冒険者達は黙りこくっていたが、やがて一人が口を開いた。


「ま・・・義を見てせざるは勇無きなりってな。あえてお嬢さんの口車に乗ってやろうじゃねぇの・・・その、依頼受けてやるぜ。はぁ、俺も損な性格ダゼこりゃ・・・」


「えっ!?本当ですか??」


かっこつけてそういう冒険者に対し、ノーラはいかにも驚きましたな反応を見せる。


「ま、待て。俺だってやらないとは言ってないぜ?」


「た、たまには初心に帰って格下の依頼を受けるのもな・・・」


「いや、俺一人で十分・・・」


「いやいや俺が行くって」


さっきまで敬遠していたはずのしょぼい魔物討伐依頼に、村娘目当ての冒険者達は食いつき始めた。
依頼を請け負ってもらえるよう、予めいろいろとリサーチしていたノーラの作戦勝ちである。

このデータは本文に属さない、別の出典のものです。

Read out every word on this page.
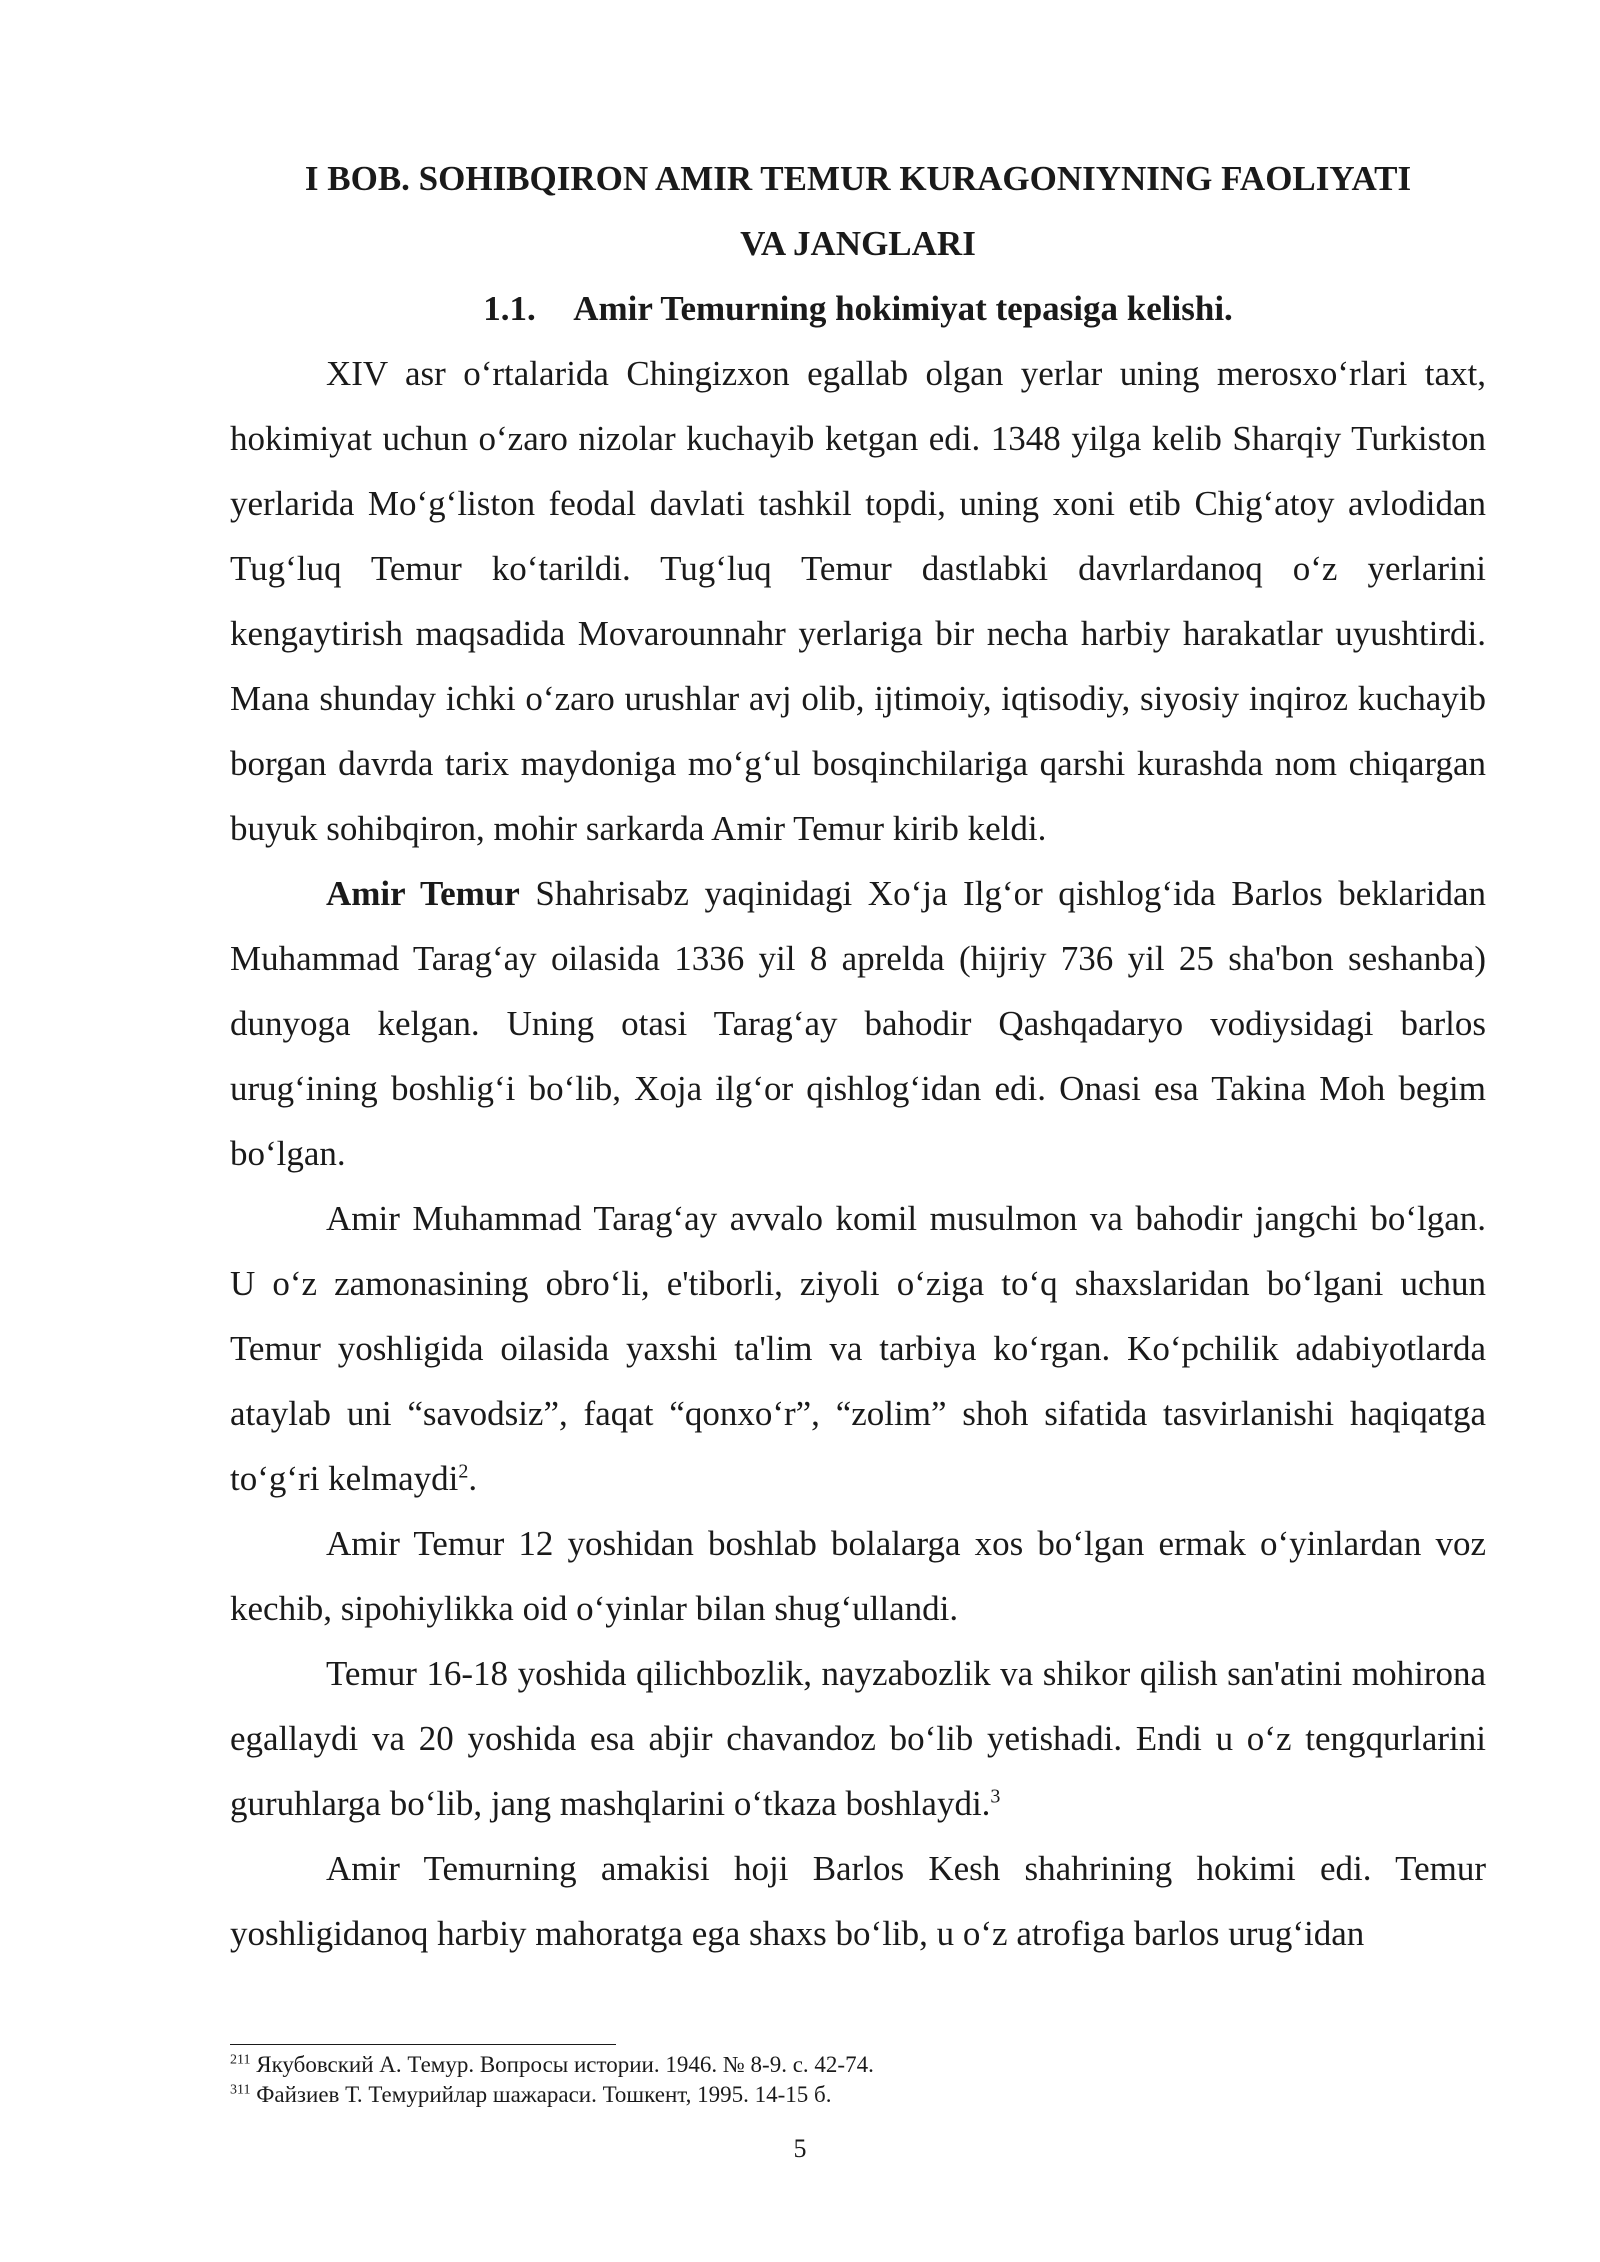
I BOB. SOHIBQIRON AMIR TEMUR KURAGONIYNING FAOLIYATI
VA JANGLARI
1.1. Amir Temurning hokimiyat tepasiga kelishi.

XIV asr o‘rtalarida Chingizxon egallab olgan yerlar uning merosxo‘rlari taxt, hokimiyat uchun o‘zaro nizolar kuchayib ketgan edi. 1348 yilga kelib Sharqiy Turkiston yerlarida Mo‘g‘liston feodal davlati tashkil topdi, uning xoni etib Chig‘atoy avlodidan Tug‘luq Temur ko‘tarildi. Tug‘luq Temur dastlabki davrlardanoq o‘z yerlarini kengaytirish maqsadida Movarounnahr yerlariga bir necha harbiy harakatlar uyushtirdi. Mana shunday ichki o‘zaro urushlar avj olib, ijtimoiy, iqtisodiy, siyosiy inqiroz kuchayib borgan davrda tarix maydoniga mo‘g‘ul bosqinchilariga qarshi kurashda nom chiqargan buyuk sohibqiron, mohir sarkarda Amir Temur kirib keldi.

Amir Temur Shahrisabz yaqinidagi Xo‘ja Ilg‘or qishlog‘ida Barlos beklaridan Muhammad Tarag‘ay oilasida 1336 yil 8 aprelda (hijriy 736 yil 25 sha'bon seshanba) dunyoga kelgan. Uning otasi Tarag‘ay bahodir Qashqadaryo vodiysidagi barlos urug‘ining boshlig‘i bo‘lib, Xoja ilg‘or qishlog‘idan edi. Onasi esa Takina Moh begim bo‘lgan.

Amir Muhammad Tarag‘ay avvalo komil musulmon va bahodir jangchi bo‘lgan. U o‘z zamonasining obro‘li, e'tiborli, ziyoli o‘ziga to‘q shaxslaridan bo‘lgani uchun Temur yoshligida oilasida yaxshi ta'lim va tarbiya ko‘rgan. Ko‘pchilik adabiyotlarda ataylab uni “savodsiz”, faqat “qonxo‘r”, “zolim” shoh sifatida tasvirlanishi haqiqatga to‘g‘ri kelmaydi$^2$.

Amir Temur 12 yoshidan boshlab bolalarga xos bo‘lgan ermak o‘yinlardan voz kechib, sipohiylikka oid o‘yinlar bilan shug‘ullandi.

Temur 16-18 yoshida qilichbozlik, nayzabozlik va shikor qilish san'atini mohirona egallaydi va 20 yoshida esa abjir chavandoz bo‘lib yetishadi. Endi u o‘z tengqurlarini guruhlarga bo‘lib, jang mashqlarini o‘tkaza boshlaydi.$^3$

Amir Temurning amakisi hoji Barlos Kesh shahrining hokimi edi. Temur yoshligidanoq harbiy mahoratga ega shaxs bo‘lib, u o‘z atrofiga barlos urug‘idan

$^{211}$ Якубовский А. Темур. Вопросы истории. 1946. № 8-9. с. 42-74.
$^{311}$ Файзиев Т. Темурийлар шажараси. Тошкент, 1995. 14-15 б.
5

「皆さん、ありがとうございます!どうか、お気をつけて!」


結局フォースギルドで登録をすることになった冒険者達は、何か口車に乗せられた感がしつつも、ノーラが笑顔で送り出したことで「まぁいいか」と納得した。
依頼が終われば「お疲れ様でした」「お怪我はありませんか」「ありがとうございます」と心を決めて労いの言葉を述べるノーラがいるフォースギルドはたちまち評判になり、ひっそりとリピーターを増やしていくことになる。
ノーラの笑顔が見たいーー それだけで雑用依頼を請け負う者まで現れた。